Ce qui est important à analyser dans cette deuxième phase c’est à quel point le parent se sent indispensable pour son enfant. En effet, lorsqu’un parent à l’impression qu’il est le seul à pouvoir s’occuper de son enfant, qu’il n’arrive pas à déléguer, il rentre alors dans un véritable cercle vicieux. Il se sent indispensable alors il s’investit, plus il s’investit et plus il se sent indispensable…
Troisième phase précédant le burn-out parental : Le sacrifice de soi.
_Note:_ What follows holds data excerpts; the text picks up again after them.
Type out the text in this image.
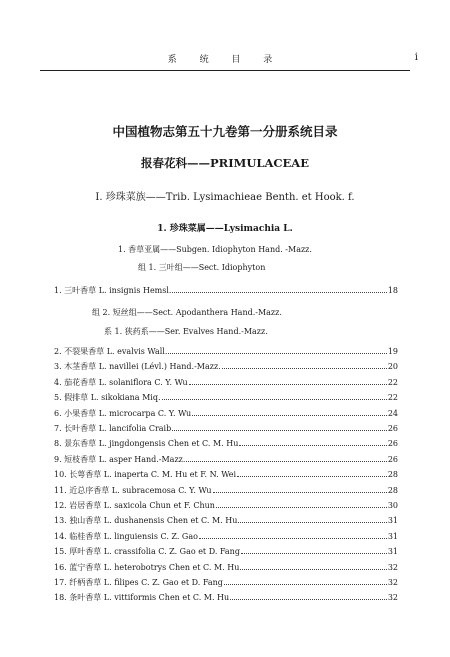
系 统 目 录	i
中国植物志第五十九卷第一分册系统目录
报春花科——PRIMULACEAE
I. 珍珠菜族——Trib. Lysimachieae Benth. et Hook. f.
1. 珍珠菜属——Lysimachia L.
1. 香草亚属——Subgen. Idiophyton Hand. -Mazz.
组 1. 三叶组——Sect. Idiophyton
组 2. 短丝组——Sect. Apodanthera Hand.-Mazz.
系 1. 狭药系——Ser. Evalves Hand.-Mazz.
1. 三叶香草 L. insignis Hemsl.	18
2. 不裂果香草 L. evalvis Wall.	19
3. 木茎香草 L. navillei (Lévl.) Hand.-Mazz.	20
4. 茄花香草 L. solaniflora C. Y. Wu	22
5. 假排草 L. sikokiana Miq.	22
6. 小果香草 L. microcarpa C. Y. Wu	24
7. 长叶香草 L. lancifolia Craib	26
8. 景东香草 L. jingdongensis Chen et C. M. Hu	26
9. 短枝香草 L. asper Hand.-Mazz.	26
10. 长萼香草 L. inaperta C. M. Hu et F. N. Wei	28
11. 近总序香草 L. subracemosa C. Y. Wu	28
12. 岩居香草 L. saxicola Chun et F. Chun	30
13. 独山香草 L. dushanensis Chen et C. M. Hu	31
14. 临桂香草 L. linguiensis C. Z. Gao	31
15. 厚叶香草 L. crassifolia C. Z. Gao et D. Fang	31
16. 蓝宁香草 L. heterobotrys Chen et C. M. Hu	32
17. 纤柄香草 L. filipes C. Z. Gao et D. Fang	32
18. 条叶香草 L. vittiformis Chen et C. M. Hu	32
Dans cette phase le parent est tellement investi qu’il s’oublie complètement. Le couple est relégué au second plan pour toujours donner la priorité aux enfants. Ses loisirs (faire du sport, voir ses amis, lire, faire les boutiques…) sont progressivement délaissés. Le parent est tellement investi dans son rôle de super parent idéal qu’il s’oublie et que sa vie se résume à être seulement un père ou une mère. Parfois ce sacrifice de soi va très loin. J’ai déjà vu des parents sauter régulièrement des repas ou ne pas se laver pour s’occuper toujours un peu plus de leurs enfants.
Quatrième phase précédant le burn-out parental : La frustration.
Dans cette quatrième phase, le parent commence à ressentir de la frustration. Cette dernière émerge au début discrètement puis prend peu à peu beaucoup de place. Cette frustration arrive de différentes manières:
- Elle peut arriver, par exemple, lorsque le parent qui s’investit à fond n’a aucune reconnaissance (du conjoint, des enfants, de la famille élargie, de l’école…)
- Elle apparaît également lorsque les efforts ne portent pas leurs fruits. Prenons par exemple un parent qui s’investit à fond dans l’instruction de ses enfants, qui les fait travailler plus que nécessaire et qui se retrouve avec un enfant en difficulté ou en décrochage scolaire. Ou encore un parent qui porte son enfant en écharpe plusieurs heures par jour, allaite à la demande et pratique le co-dodo dans le but d’apaiser au maximum son enfant mais qui se retrouve avec un bébé qui pleure énormément.
- La frustration peut aussi survenir quand le parent s’est tout simplement trop sacrifié. Ce sera par exemple un père très sportif qui avait l’habitude de faire plusieurs heures de sport toutes les semaines et qui s’est totalement arrêté pour s’occuper de ses enfants.
Encore une fois, cette liste n’est pas exhaustive et tous les parents frustrés à un moment ou à un autre (ça arrive forcément !) ne sombrent pas en épuisement parental.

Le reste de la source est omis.